I was fifteen when I finished my last high school textbook. I set it down with a huge sigh of relief. School was one of the greatest drains on my time. There were so many things I wanted to do—write books, travel, plant gardens, teach children…who has time for schoolwork?
My parents, however, weren’t quite ready for me to be a free-agent. So, instead of getting me “working papers” to allow me to get a full-time job, they extended my schooling. “You can graduate at sixteen,” my dad told me, “but until then we want you to enter the School of Servanthood.”
I’m sure he made the name up on-the-spot. He’s just like that.
The next day we went through our church directory and picked out four families with young children. Phone calls were made and my parents offered the families my help one day a week. I still had weekends and a weekday to myself, but the rest of my time would be spent helping and encouraging families in the Body of Christ.
As my father hoped, the experience was life-changing. That season of serving eased me into adulthood. My understanding of the world, and family, and life, deepened.
I did whatever was needed most. For one family, I usually mopped their floors and caught up on their laundry. For another, I watched the children for the day so the mom could go grocery shopping without having to unbuckle any car seats. Another family had newborn twins, and the mom struggled with postpartum depression, so I helped with the babies, told her jokes to make her laugh, and kicked her out of the house to go for long walks in the sunshine to help her hormones regulate. Another family had many health problems and had to be careful what they ate, so I helped grind flours and cook meals and bake special breads to keep in the freezer so they had quick things to eat for the week to come.
But it wasn’t just about what I could do for them, though hopefully I was an encouragement. It was also about what I learned from stepping into the homes of people from all different walks of life.
From one family I learned quick and efficient cleaning tips, how to organize a home, and homeschool children in a simple and structured way.
Through another family I learned ideas for healthy (and delicious) things to eat, and how good nutrition can help strengthen our bodies.
Then there was couple with the twins who had struggled for years with infertility. Many of the things she shared that she had learned on her journey would come back and comfort me when I, too, would find myself unable to conceive.

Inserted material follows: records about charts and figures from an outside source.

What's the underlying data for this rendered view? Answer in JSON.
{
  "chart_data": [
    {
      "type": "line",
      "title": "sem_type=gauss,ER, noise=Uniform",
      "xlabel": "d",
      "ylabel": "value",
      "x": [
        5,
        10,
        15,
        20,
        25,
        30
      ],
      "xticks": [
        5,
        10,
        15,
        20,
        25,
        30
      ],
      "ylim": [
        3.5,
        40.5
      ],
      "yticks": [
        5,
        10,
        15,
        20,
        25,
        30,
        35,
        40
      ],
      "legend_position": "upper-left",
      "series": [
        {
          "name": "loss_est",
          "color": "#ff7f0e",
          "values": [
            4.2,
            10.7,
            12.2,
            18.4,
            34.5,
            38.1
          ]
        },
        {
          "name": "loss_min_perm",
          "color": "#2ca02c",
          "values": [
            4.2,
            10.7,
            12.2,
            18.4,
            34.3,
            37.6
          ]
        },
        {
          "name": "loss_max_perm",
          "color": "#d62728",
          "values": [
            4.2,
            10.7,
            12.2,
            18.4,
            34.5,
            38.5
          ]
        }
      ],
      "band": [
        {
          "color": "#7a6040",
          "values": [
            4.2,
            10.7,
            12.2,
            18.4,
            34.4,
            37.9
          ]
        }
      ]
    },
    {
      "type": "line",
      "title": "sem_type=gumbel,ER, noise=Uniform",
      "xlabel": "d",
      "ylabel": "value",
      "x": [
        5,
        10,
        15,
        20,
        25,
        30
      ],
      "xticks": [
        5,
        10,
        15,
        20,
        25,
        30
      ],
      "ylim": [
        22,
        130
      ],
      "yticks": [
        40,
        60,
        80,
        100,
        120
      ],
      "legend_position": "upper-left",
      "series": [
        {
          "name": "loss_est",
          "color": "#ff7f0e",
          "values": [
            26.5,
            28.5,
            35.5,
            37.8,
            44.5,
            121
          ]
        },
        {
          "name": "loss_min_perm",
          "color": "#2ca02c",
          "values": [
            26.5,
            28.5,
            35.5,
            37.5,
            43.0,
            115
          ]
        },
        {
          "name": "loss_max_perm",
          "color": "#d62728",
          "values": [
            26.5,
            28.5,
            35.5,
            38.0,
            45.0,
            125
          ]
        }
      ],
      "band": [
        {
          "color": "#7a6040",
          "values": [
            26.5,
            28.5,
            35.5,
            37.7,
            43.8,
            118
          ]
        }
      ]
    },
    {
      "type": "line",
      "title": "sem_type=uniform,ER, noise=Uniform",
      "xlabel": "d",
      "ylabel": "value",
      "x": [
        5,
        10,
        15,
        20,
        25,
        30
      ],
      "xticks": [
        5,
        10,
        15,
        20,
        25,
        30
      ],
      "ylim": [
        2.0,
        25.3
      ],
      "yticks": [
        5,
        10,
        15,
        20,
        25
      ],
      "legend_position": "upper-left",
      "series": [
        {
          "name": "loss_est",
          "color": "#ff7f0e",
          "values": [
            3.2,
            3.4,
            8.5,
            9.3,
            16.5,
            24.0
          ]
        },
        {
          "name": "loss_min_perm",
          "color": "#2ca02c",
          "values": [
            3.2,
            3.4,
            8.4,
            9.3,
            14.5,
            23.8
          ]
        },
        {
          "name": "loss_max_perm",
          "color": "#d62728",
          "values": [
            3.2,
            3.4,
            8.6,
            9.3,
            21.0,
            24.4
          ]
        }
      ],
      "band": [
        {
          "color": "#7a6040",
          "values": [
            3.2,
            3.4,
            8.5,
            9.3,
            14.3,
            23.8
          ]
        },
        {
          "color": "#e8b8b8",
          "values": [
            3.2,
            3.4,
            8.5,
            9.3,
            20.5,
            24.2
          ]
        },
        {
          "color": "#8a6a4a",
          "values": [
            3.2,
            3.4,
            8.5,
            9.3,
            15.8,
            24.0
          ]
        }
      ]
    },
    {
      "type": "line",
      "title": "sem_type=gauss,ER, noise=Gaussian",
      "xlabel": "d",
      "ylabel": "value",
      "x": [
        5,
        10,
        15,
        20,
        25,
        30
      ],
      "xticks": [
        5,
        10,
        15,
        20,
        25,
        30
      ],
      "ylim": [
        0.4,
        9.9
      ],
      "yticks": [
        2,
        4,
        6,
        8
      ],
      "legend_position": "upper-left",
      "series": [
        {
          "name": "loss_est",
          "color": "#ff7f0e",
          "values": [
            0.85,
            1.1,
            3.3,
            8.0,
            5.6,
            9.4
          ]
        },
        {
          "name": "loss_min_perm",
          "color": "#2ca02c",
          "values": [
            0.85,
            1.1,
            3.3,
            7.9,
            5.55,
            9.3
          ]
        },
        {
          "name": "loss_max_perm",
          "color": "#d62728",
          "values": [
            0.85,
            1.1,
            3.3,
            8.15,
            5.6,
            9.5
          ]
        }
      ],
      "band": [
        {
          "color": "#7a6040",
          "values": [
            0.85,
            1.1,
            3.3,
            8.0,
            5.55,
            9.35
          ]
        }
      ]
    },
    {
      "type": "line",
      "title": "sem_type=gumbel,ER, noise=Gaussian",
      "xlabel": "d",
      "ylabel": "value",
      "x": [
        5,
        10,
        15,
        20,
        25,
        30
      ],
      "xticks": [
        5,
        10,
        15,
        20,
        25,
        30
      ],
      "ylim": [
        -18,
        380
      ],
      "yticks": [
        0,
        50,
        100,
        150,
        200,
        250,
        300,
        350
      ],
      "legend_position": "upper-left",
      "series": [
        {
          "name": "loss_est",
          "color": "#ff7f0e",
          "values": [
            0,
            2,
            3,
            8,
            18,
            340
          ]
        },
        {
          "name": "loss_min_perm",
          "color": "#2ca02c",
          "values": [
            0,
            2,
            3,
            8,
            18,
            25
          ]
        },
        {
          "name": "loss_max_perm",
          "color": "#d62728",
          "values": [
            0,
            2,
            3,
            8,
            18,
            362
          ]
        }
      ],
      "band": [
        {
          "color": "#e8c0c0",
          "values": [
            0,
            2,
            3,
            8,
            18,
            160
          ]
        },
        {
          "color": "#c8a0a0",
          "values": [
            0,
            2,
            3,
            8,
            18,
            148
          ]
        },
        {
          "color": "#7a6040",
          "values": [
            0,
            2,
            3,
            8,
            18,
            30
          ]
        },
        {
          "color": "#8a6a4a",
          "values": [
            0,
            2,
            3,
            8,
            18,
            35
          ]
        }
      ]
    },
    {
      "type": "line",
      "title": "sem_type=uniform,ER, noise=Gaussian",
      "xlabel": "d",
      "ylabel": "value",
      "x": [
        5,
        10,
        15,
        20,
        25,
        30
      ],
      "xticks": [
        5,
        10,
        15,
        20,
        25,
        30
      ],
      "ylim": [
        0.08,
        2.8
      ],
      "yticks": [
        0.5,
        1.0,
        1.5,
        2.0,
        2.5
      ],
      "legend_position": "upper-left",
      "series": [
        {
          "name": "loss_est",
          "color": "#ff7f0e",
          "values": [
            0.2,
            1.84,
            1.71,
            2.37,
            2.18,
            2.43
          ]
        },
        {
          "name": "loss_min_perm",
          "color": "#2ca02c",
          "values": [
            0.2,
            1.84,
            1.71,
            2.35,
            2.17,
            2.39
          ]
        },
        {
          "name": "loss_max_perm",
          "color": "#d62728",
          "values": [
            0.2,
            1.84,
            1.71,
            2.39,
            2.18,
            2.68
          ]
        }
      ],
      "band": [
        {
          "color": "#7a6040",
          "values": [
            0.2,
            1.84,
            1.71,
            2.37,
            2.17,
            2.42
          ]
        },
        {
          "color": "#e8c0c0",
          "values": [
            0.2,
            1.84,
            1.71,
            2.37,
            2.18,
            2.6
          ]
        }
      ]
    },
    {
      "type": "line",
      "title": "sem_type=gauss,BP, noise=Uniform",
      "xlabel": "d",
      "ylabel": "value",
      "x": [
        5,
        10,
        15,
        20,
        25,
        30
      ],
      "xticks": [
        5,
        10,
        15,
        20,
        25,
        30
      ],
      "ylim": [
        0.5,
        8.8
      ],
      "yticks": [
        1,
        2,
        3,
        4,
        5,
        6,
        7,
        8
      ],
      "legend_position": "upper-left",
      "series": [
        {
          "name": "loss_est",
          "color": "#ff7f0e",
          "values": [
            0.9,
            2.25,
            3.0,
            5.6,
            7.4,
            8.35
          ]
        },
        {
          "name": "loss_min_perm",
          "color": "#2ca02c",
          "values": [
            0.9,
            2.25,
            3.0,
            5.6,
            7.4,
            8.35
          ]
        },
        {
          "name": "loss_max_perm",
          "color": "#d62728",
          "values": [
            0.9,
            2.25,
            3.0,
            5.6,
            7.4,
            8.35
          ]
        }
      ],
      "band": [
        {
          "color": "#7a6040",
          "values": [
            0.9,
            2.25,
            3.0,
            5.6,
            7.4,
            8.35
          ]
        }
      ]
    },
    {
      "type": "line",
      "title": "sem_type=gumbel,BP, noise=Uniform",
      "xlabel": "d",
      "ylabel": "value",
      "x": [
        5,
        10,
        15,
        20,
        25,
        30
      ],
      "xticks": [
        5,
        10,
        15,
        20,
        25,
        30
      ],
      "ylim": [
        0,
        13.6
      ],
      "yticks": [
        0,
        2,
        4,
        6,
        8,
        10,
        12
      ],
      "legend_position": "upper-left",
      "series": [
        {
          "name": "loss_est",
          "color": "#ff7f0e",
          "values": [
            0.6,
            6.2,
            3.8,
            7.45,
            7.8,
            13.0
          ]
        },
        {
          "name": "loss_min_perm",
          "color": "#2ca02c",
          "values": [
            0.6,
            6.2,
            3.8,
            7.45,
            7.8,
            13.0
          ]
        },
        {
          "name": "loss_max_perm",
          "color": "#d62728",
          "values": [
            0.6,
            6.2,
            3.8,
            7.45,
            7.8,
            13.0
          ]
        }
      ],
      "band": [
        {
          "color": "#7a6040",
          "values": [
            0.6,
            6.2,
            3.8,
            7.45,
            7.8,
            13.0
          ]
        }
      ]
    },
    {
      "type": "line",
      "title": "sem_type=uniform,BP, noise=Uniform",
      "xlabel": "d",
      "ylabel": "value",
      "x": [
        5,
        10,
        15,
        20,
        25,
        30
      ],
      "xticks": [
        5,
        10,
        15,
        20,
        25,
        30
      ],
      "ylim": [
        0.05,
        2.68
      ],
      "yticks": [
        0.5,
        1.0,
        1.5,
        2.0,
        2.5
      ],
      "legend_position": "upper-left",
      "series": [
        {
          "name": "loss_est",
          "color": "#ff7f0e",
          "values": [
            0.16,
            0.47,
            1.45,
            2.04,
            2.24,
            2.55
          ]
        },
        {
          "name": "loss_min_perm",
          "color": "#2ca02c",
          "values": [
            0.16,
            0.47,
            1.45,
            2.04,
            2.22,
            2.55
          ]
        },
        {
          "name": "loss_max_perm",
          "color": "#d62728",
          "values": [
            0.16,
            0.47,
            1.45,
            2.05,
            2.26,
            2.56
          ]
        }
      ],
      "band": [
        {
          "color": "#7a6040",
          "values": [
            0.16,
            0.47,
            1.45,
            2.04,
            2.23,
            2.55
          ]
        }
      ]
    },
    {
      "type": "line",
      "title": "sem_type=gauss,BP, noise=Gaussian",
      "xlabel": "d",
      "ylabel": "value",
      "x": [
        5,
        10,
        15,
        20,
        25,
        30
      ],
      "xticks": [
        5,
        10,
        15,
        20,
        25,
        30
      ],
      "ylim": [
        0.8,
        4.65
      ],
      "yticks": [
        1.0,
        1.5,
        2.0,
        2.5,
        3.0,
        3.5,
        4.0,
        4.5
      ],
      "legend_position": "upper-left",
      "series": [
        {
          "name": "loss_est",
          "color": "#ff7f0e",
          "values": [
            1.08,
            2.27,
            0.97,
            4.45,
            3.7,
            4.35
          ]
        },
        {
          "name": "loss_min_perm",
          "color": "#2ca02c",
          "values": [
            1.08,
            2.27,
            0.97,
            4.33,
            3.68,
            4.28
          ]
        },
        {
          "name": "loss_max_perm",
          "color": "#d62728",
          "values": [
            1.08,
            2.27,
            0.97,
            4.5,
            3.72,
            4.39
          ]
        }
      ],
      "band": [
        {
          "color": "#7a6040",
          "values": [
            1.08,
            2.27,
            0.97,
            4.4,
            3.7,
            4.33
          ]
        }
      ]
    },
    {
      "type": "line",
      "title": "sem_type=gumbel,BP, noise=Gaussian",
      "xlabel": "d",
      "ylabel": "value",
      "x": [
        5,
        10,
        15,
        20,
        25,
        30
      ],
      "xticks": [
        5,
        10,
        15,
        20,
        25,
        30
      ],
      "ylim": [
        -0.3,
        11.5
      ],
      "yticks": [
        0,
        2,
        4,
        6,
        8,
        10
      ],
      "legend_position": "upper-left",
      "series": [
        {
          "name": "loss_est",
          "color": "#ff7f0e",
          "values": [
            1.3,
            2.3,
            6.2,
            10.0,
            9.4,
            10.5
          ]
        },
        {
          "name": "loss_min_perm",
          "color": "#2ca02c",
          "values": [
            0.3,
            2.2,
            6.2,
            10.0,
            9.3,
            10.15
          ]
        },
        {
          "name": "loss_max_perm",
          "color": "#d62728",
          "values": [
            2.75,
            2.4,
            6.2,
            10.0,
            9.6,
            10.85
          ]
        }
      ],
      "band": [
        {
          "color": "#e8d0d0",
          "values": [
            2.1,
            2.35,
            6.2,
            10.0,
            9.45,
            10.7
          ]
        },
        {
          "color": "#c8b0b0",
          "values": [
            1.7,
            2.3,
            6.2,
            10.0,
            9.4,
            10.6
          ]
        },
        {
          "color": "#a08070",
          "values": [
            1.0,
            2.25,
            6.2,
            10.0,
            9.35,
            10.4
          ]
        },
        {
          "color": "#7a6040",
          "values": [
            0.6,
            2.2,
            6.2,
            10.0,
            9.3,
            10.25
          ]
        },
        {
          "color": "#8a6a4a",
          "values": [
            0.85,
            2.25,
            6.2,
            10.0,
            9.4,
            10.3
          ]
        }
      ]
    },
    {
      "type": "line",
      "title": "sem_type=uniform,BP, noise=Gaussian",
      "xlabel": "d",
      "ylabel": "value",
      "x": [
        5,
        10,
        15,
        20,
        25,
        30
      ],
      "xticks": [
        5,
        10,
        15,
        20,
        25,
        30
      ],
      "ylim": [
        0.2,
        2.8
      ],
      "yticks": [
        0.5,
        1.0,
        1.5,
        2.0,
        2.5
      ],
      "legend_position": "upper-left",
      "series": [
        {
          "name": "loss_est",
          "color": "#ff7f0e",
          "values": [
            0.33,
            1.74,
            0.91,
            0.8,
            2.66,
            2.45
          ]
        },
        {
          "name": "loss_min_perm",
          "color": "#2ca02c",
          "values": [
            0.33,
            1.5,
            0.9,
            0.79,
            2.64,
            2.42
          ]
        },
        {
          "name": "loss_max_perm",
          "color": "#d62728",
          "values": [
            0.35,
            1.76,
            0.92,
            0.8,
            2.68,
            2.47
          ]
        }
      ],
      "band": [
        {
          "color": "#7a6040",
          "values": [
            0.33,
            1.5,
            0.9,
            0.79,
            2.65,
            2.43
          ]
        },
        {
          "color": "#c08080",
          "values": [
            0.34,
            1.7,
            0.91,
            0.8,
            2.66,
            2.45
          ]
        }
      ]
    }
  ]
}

And one home was unstable, falling apart during that season. It was filled with little babies who cried for their daddy, who had left. I snuggled them tight and understood in a bone-deep way why God says He hates divorce. I also saw, firsthand, how things build up over time and the irreparable difficulties that sin leaves—and understood, deep inside, the depth of the promise from God that He will someday return and “heal the nations.”
The season came and went. I played one last year of basketball, and graduated in the spring after my sixteenth birthday. Soon I was off and running, flying to Alaska the next summer, and never really stopping until my marriage—though even then, we still traveled.
It’s in my blood to see new places, meet new people, ride trains, and sleep in airports…I believe in giving and going and doing—using everything to encourage and bless those around me in the name of Christ.
But I treasure that slow season, when my parents recognized my need to learn to have a servant-heart, and held me close long enough to teach me the things that really matter.